Microsoft Caves, Will Change UAC In Windows 7 249
CWmike writes "Reacting to intense criticism of an important security feature in Windows 7 (which we discussed a few days back), Microsoft today said it will change the behavior of User Account Control in Windows 7's release candidate. In a blog post, two Microsoft executives responsible for Windows development, John DeVaan and Steven Sinofsky, said 'We are going to deliver two changes to the Release Candidate that we'll all see. First, the UAC control panel will run in a high integrity process, which requires elevation. Second, changing the level of the UAC will also prompt for confirmation.' They said the changes were prompted by feedback from users, including comments on an earlier post Thursday by DeVaan in which he defended the modifications Microsoft made to UAC in Windows 7."
windows users are STILL more tolerant than ME (Score:5, Interesting)
The pain threshold, it turned out, was just two prompts in a session, which DeVaan defined as the time from turning the PC on to turning it off, or a day, whichever is shorter. "If people see more than two prompts in a session they feel that the prompts are irritating and interfering with their use of the computer," DeVaan said.
I get asked for my password when I do something in terminal that requires sudo, but other than that, I don't get a security prompt more than once a day on the average. Again depending on what I'm doing. I can go an entire day and not see one sometime.
I suppose I'd like to spend a day watching a windows7 user and see WHY they are getting all these UAC popups. I can't believe that if the OS is engineered properly if there would be any reason for it with ANY frequency unless you're doing things that *I* might find common, which is not Joe User.

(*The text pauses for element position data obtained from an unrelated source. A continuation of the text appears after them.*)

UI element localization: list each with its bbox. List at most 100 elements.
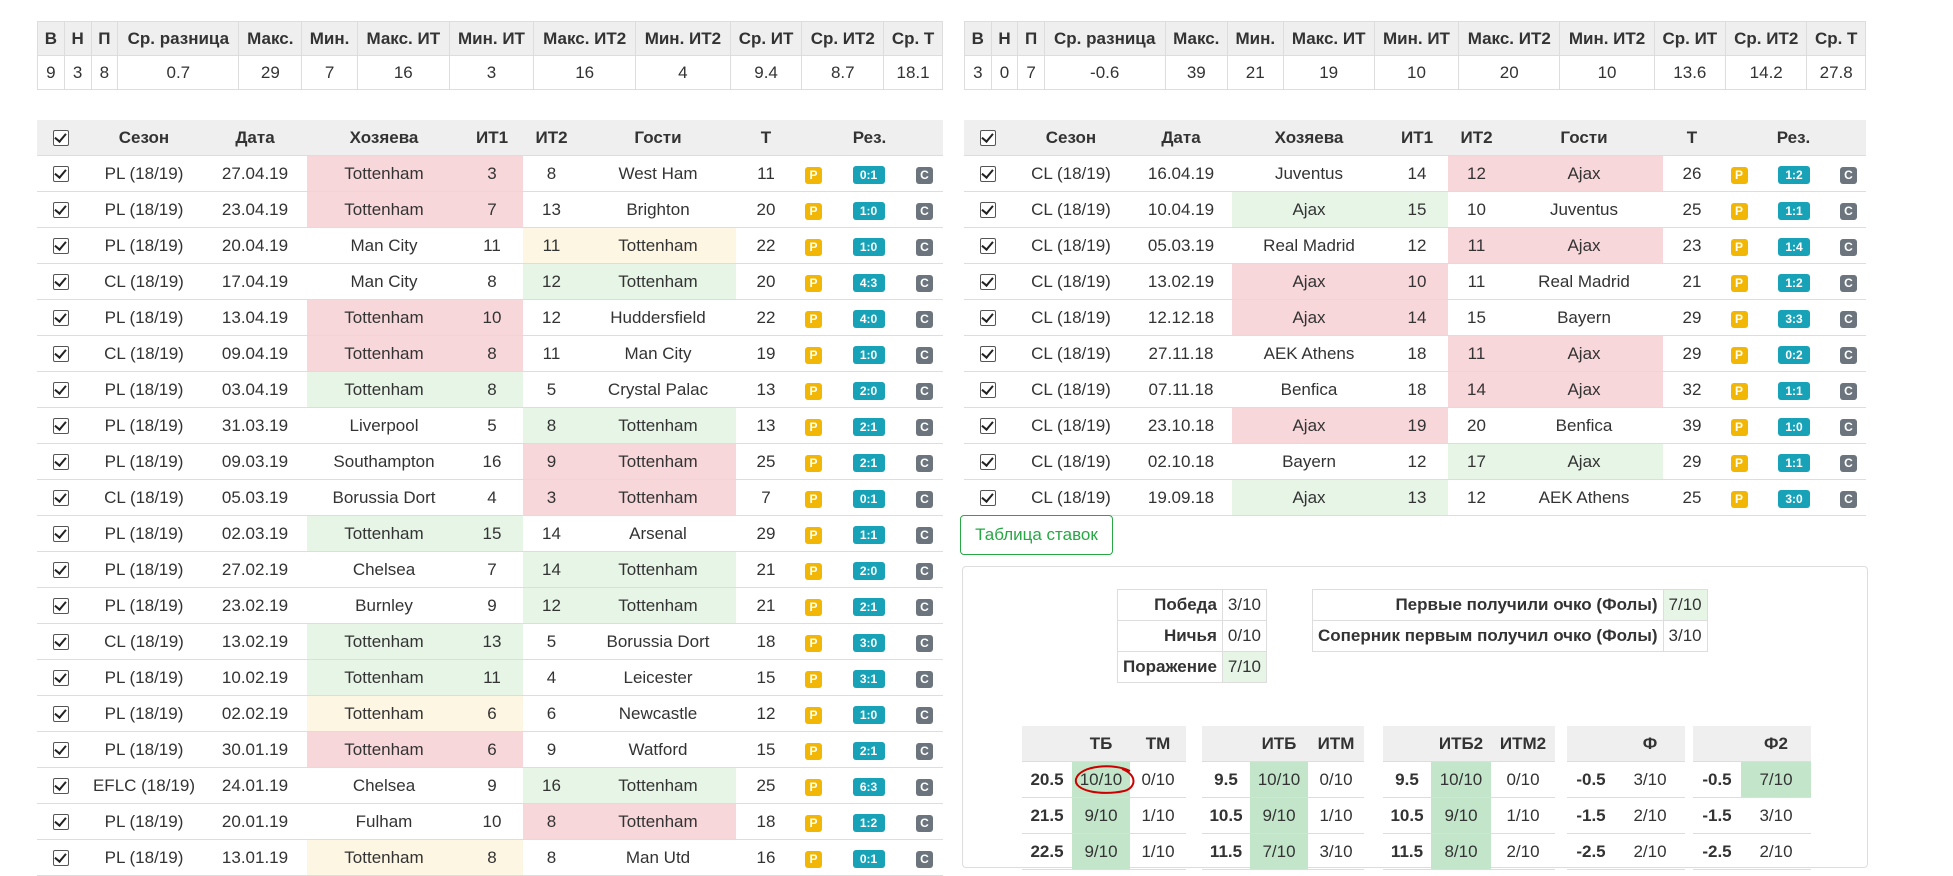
row-checkbox[interactable] [53, 778, 69, 795]
row-checkbox[interactable] [53, 562, 69, 579]
match-row[interactable]: CL (18/19) 13.02.19 Ajax 10 11 Real Madrid 21 P… [964, 263, 1867, 300]
p-badge[interactable]: P [805, 166, 822, 184]
match-row[interactable]: PL (18/19) 13.01.19 Tottenham 8 8 Man Utd 16 P 0… [37, 839, 944, 876]
p-badge[interactable]: P [1730, 454, 1748, 472]
c-badge[interactable]: C [916, 454, 933, 472]
p-badge[interactable]: P [805, 346, 822, 364]
c-badge[interactable]: C [1840, 238, 1857, 256]
score-badge[interactable]: 1:2 [1778, 165, 1810, 184]
row-checkbox[interactable] [980, 274, 996, 291]
score-badge[interactable]: 0:1 [852, 849, 885, 868]
c-badge[interactable]: C [916, 562, 933, 580]
score-badge[interactable]: 4:0 [852, 309, 885, 328]
p-badge[interactable]: P [1730, 418, 1748, 436]
row-checkbox[interactable] [53, 814, 69, 831]
c-badge[interactable]: C [916, 202, 933, 220]
c-badge[interactable]: C [1840, 490, 1857, 508]
row-checkbox[interactable] [53, 850, 69, 867]
row-checkbox[interactable] [980, 454, 996, 471]
match-row[interactable]: CL (18/19) 09.04.19 Tottenham 8 11 Man City 19… [37, 335, 944, 372]
row-checkbox[interactable] [53, 310, 69, 327]
match-row[interactable]: CL (18/19) 05.03.19 Real Madrid 12 11 Ajax 23 P… [964, 227, 1867, 264]
score-badge[interactable]: 2:0 [852, 381, 885, 400]
c-badge[interactable]: C [916, 850, 933, 868]
match-row[interactable]: CL (18/19) 13.02.19 Tottenham 13 5 Borussia D… [37, 623, 944, 660]
score-badge[interactable]: 0:1 [852, 489, 885, 508]
p-badge[interactable]: P [805, 382, 822, 400]
row-checkbox[interactable] [53, 274, 69, 291]
c-badge[interactable]: C [1840, 274, 1857, 292]
row-checkbox[interactable] [53, 382, 69, 399]
score-badge[interactable]: 1:0 [852, 705, 885, 724]
p-badge[interactable]: P [1730, 166, 1748, 184]
score-badge[interactable]: 3:0 [1778, 489, 1810, 508]
c-badge[interactable]: C [916, 274, 933, 292]
row-checkbox[interactable] [53, 454, 69, 471]
row-checkbox[interactable] [980, 346, 996, 363]
c-badge[interactable]: C [1840, 310, 1857, 328]
match-row[interactable]: CL (18/19) 17.04.19 Man City 8 12 Tottenham 20… [37, 263, 944, 300]
row-checkbox[interactable] [980, 310, 996, 327]
p-badge[interactable]: P [805, 562, 822, 580]
bets-table-button[interactable]: Таблица ставок [960, 515, 1113, 555]
row-checkbox[interactable] [980, 490, 996, 507]
c-badge[interactable]: C [916, 778, 933, 796]
row-checkbox[interactable] [980, 166, 996, 183]
score-badge[interactable]: 3:3 [1778, 309, 1810, 328]
p-badge[interactable]: P [805, 202, 822, 220]
match-row[interactable]: PL (18/19) 30.01.19 Tottenham 6 9 Watford 15 P 2… [37, 731, 944, 768]
row-checkbox[interactable] [53, 634, 69, 651]
score-badge[interactable]: 1:1 [1778, 201, 1810, 220]
match-row[interactable]: PL (18/19) 02.02.19 Tottenham 6 6 Newcastle 12… [37, 695, 944, 732]
row-checkbox[interactable] [980, 202, 996, 219]
row-checkbox[interactable] [53, 202, 69, 219]
match-row[interactable]: PL (18/19) 10.02.19 Tottenham 11 4 Leicester 1… [37, 659, 944, 696]
match-row[interactable]: CL (18/19) 23.10.18 Ajax 19 20 Benfica 39 P 1:0 C [964, 407, 1867, 444]
p-badge[interactable]: P [805, 706, 822, 724]
row-checkbox[interactable] [53, 346, 69, 363]
c-badge[interactable]: C [916, 706, 933, 724]
c-badge[interactable]: C [916, 598, 933, 616]
c-badge[interactable]: C [916, 526, 933, 544]
row-checkbox[interactable] [53, 166, 69, 183]
p-badge[interactable]: P [1730, 274, 1748, 292]
match-row[interactable]: PL (18/19) 27.02.19 Chelsea 7 14 Tottenham 21 P… [37, 551, 944, 588]
score-badge[interactable]: 1:1 [852, 525, 885, 544]
p-badge[interactable]: P [805, 310, 822, 328]
c-badge[interactable]: C [916, 634, 933, 652]
match-row[interactable]: PL (18/19) 13.04.19 Tottenham 10 12 Huddersfi… [37, 299, 944, 336]
c-badge[interactable]: C [916, 814, 933, 832]
p-badge[interactable]: P [805, 454, 822, 472]
p-badge[interactable]: P [805, 526, 822, 544]
row-checkbox[interactable] [980, 418, 996, 435]
match-row[interactable]: CL (18/19) 19.09.18 Ajax 13 12 AEK Athens 25 P 3… [964, 479, 1867, 516]
c-badge[interactable]: C [916, 166, 933, 184]
p-badge[interactable]: P [1730, 346, 1748, 364]
c-badge[interactable]: C [916, 742, 933, 760]
c-badge[interactable]: C [916, 670, 933, 688]
c-badge[interactable]: C [1840, 202, 1857, 220]
match-row[interactable]: PL (18/19) 31.03.19 Liverpool 5 8 Tottenham 13… [37, 407, 944, 444]
p-badge[interactable]: P [805, 778, 822, 796]
score-badge[interactable]: 0:1 [852, 165, 885, 184]
match-row[interactable]: PL (18/19) 09.03.19 Southampton 16 9 Tottenha… [37, 443, 944, 480]
p-badge[interactable]: P [805, 238, 822, 256]
match-row[interactable]: PL (18/19) 03.04.19 Tottenham 8 5 Crystal Pal… [37, 371, 944, 408]
match-row[interactable]: PL (18/19) 27.04.19 Tottenham 3 8 West Ham 11 P… [37, 155, 944, 192]
score-badge[interactable]: 3:0 [852, 633, 885, 652]
p-badge[interactable]: P [1730, 202, 1748, 220]
p-badge[interactable]: P [1730, 382, 1748, 400]
c-badge[interactable]: C [1840, 418, 1857, 436]
row-checkbox[interactable] [53, 670, 69, 687]
p-badge[interactable]: P [805, 598, 822, 616]
row-checkbox[interactable] [53, 742, 69, 759]
match-row[interactable]: CL (18/19) 02.10.18 Bayern 12 17 Ajax 29 P 1:1 C [964, 443, 1867, 480]
c-badge[interactable]: C [916, 418, 933, 436]
match-row[interactable]: CL (18/19) 07.11.18 Benfica 18 14 Ajax 32 P 1:1 C [964, 371, 1867, 408]
row-checkbox[interactable] [53, 238, 69, 255]
match-row[interactable]: CL (18/19) 16.04.19 Juventus 14 12 Ajax 26 P 1:2… [964, 155, 1867, 192]
c-badge[interactable]: C [1840, 346, 1857, 364]
match-row[interactable]: PL (18/19) 20.01.19 Fulham 10 8 Tottenham 18 P 1… [37, 803, 944, 840]
score-badge[interactable]: 1:0 [852, 237, 885, 256]
p-badge[interactable]: P [805, 274, 822, 292]
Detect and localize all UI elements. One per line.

I have my mother's main account on her machine as a limited user, and she knows the admin l/p when needed. I bet she gets asked for it once every 2 weeks at most. (like when a firefox update wants to install, and then it's behaving exactly as expected and desired) THAT'S how I'd expect ALL "typical" computer users to want to see. I'm absolutely certain I'd be getting a phonecall after she got prompt number two (for no good reason) in the same day. Why does it keep doing that? Fix it!
Re:I had a little glimmer of hope (Score:1, Interesting)
What? Windows' ACL much more complex than the "proper" user, group, and world method in unix. The NSA built SELinux to address this. In other words, Linux needs to catch up to windows.
The UAC wont ask for a password if you are already an admin. if you want to input a password you can run as non-admin, as you should be doing.
Application for Windows (Score:5, Interesting)
What it actually came down to was the programmer was complaining about having to separate privileged code from non-privileged code.
Just about every app made for Windows run in admin mode and UAC will complain about it.
In *nix it would be like requiring root to run the tar or ls commands.
UAC is useful (Score:5, Interesting)
While many may scoff at UAC, it does do something very well. It foists responsibility on the user. While this may not be the nicest thing to do, it enforces perhaps the most difficult ideal. That being of awareness of security. User that have no idea, will not be aware of how to protect themselves. Perhaps I am being too forgiving but perhaps someone in Microsoft has actually come up with the philosophical crux of security argument in that no matter how well you design a system, no mater how many updates, patches, or how secure a system you make, someone at some point is going to break it. If DRM, or adware, malware, virus, or Trojans have taught us anything, is that no matter our perceived security we are all vulnerable at some level and all that it takes is someone willing to go the distance and break it. I think microsoft would be correct in its thinking that they will always be target #1, and for the foreseeable. That said, how do you protect yourself from all the bad guys in the world. Well you could create some wonderbar new technology that will secure your systems, and update it constantly to try and keep up with attacks, knowing that it will eventually fail. Or you can implement that and make your users aware of basic security issues, which would probably be about a thousand times more useful as most of the time these things happen when a stupid user opens a file he shouldn't or downloads something sketchy, etc...
I mean when you hose your box you have no one to blame but yourself. Usually it become apparent shortly after you tell UAC to go screw itself. Then you know. Now in the future when you download that mp3 and try to open it with media player, which doesn't reconize the file type, you might actually think. "Ok this may be a codec it doesn't know, or it is a very bad idea to get it to try and open it anyway, perhaps I will just update my codecs and see what happens".
Anyway I am sure some security professional (both IT and otherwise) will attest to having a user informed and aware of potential threats is far more useful than anything else.
Of course perhaps I am just giving Microsoft too much credit.
Re:Intense? (Score:3, Interesting)
User: Ummm, this seems wrong...
MS: Nah, that's by design
Lots of users: WTF? No, it's wrong you idiots!
That last bit was somewhat intense but was only brought about my MS's initial attempt to wave away the problem.